Serverless: Buzzword or Reality ?

Written by: Nicolas De Loof

5 min read

In our industry, many buzzwords cover insane promises and fantasy. “Serverless” is such a buzzword that's highly misunderstood. In this blog post, I’ll try to offer a reasonable definition and explain why we use the “serverless Jenkins” name in Jenkins X.

If you want to have an established definition, you better ask the expert group. The Cloud Native Computing Foundation hosts a Serverless working group, which published a whitepaper to offer both a definition and concrete usage scenarios. In their own words,

Serverless computing refers to the concept of building and running applications that do not require server management.
--- CNCF Serverless working group

Platforms as a Service was designed to run and scale applications, providing the required runtime and auto-scaling. Some do include building application from source code (git push deployment style: Heroku), some do offer binary package deployment, letting you implement your favorite build and continuous delivery workflow (Google App Engine).

“Container as a Service” has been a popular term for microservice deployment, driven by Docker and Kubernetes expansion, whenever those are not much more than a high density PaaS. In both cases, the general idea is that the Platform API hides all infrastructure details, and developers don’t have to worry about server and backend management. From a developer perspective, they eliminate the overhead involved in the maintenance of server resources.

The CNCF Serverless working group’s whitepaper has a strong focus on “Function as a Service”, as fine-grained development and deployment model for developers. They don't have to worry or even know about the underlying infrastructure to build, run and scale their code.

Function-as-a-Service Serverless platforms go one step further splitting the monoliths by letting developer deploy functions, i.e. single event endpoints, either connected by HTTP routing or event bus. The development model here is for a developer to not worry about the http stack being required to host and run the function, but to actually only implement an event handler.

But that’s not the sole difference. As a standard by the CNCF working group, another major aspect of a serverless platform is “No Compute Cost When Idle.

While auto-scaling on a PaaS allows it to allocate more resources on high load, there’s still a minimum of 1 active instance, running 24x7 whenever no actual traffic is providing business value to compensate for costs. A serverless platform is expected to only generate compute cost when a function is actually running. Implementations may differ in the way they handle “scaling to 0” without degrading function execution performance. Especially, consider the cost of a cold-start per request: you don’t want to bootstrap a whole JVM for each and every of your HTTP API invocations! Keep this in mind while you compare providers :)


Let’s now have a look a Jenkins X

(Never heard about Jenkins X, really? Watch this introduction )

The “static” deployment of Jenkins X let you define development Teams, and each of them get a managed Jenkins controller to handle builds and environments (see my article on GitOps ). Jenkins X in this context uses Kubernetes as a CaaS to run Jenkins controllers per team.

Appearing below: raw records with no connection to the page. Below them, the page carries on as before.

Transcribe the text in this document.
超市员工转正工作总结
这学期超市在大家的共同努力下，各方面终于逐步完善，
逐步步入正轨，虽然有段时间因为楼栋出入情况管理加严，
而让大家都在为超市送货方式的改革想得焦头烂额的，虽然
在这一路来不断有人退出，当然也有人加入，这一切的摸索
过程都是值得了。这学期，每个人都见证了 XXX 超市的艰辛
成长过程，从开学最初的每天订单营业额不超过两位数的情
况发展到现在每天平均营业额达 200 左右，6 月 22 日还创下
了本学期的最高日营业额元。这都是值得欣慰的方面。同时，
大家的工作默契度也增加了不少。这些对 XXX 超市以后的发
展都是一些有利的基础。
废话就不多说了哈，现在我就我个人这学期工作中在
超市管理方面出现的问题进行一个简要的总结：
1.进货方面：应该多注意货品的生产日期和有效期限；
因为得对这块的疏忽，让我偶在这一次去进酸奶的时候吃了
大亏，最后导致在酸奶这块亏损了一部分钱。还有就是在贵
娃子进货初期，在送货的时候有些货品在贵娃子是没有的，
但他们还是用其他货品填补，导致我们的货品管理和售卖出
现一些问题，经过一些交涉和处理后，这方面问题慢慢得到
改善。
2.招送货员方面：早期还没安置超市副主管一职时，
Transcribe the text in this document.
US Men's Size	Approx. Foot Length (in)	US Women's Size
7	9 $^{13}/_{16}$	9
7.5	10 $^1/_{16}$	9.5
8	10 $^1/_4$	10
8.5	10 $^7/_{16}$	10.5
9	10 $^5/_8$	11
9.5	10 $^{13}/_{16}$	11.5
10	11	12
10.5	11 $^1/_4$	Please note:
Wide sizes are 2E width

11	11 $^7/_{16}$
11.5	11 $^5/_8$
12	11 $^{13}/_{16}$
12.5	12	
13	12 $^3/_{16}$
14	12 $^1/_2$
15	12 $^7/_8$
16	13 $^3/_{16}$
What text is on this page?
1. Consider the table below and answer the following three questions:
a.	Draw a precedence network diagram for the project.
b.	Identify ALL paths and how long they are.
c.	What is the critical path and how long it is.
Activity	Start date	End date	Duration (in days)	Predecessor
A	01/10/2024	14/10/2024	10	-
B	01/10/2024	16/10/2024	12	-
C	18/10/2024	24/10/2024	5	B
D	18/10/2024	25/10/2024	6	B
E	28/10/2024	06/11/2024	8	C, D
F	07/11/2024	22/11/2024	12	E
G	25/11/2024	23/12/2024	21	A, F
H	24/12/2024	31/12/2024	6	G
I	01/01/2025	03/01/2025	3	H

As a result, you get a permanent load on your cluster just to support those controllers running, in addition to some Jenkins-specific pitfalls (disk usage, GitHub API rate limit scanning for branches, etc.).

But you also have an option to deploy Jenkins X as serverless Jenkins. “Serverless, ” really? Yet another marketing guru surfing the buzzwords wave?

In this specific flavor, Jenkins controller job management is fully replaced by Prow , a component created and intensively used by Kubernetes community to manage Kubernetes contributions. Prow is an event based job orchestrator, reacting to GitHub events. It can trigger some actions on push, pull-requests, comments, labels, etc. This allows to create a whole code review and validation workflow based only on events, created by Git(Hub) actions. Prow is a low overhead service installed once and will serve all hosted Teams on your Jenkins X cluster.

In Jenkins X serverless , the CI/CD equivalent for serverless “functions” are the Jenkinsfile hosted in Git repositories you want to execute to react to Git events. Let’s say you created a pull-request for awesome feature you just designed. This generates an event (GitHub pull-request created) Prow will trap, and according to configuration (set automatically by Jenkins X) will trigger a Jenkins Pipeline Build. This is a full replacement for the build queue managed by classic Jenkins controllers, fully event-driven and relying on Kubernetes to offer scalable build capabilities.

The actual Pipeline execution take place within a temporary Jenkins controller, customized to trigger a build immediately after boot based on a local Jenkinsfile, and shut down after completion. Read more on Jenkinsfile Runner here .

A major benefit of this approach, is that your CI/CD service will easily scale with development activity of your teams. You don’t consume unnecessary resources hosting Jenkins controllers for inactive teams, getting more resources available for your Builds and services.

►► “No Compute Cost When Idle ” - checked

Also, Jenkinsfile Runner being only running for a duration of a build, you don’t have to manage Jenkins controllers anymore, with plugin upgrades, security fixes, disk cleanup and all that sort of fun.

►► “Do not require server management ” - checked

The serverless definition by the CNCF Working Group focuses on application hosting, but I think Jenkins X serverless is a perfect demonstration of the same principle that can apply to CI/CD.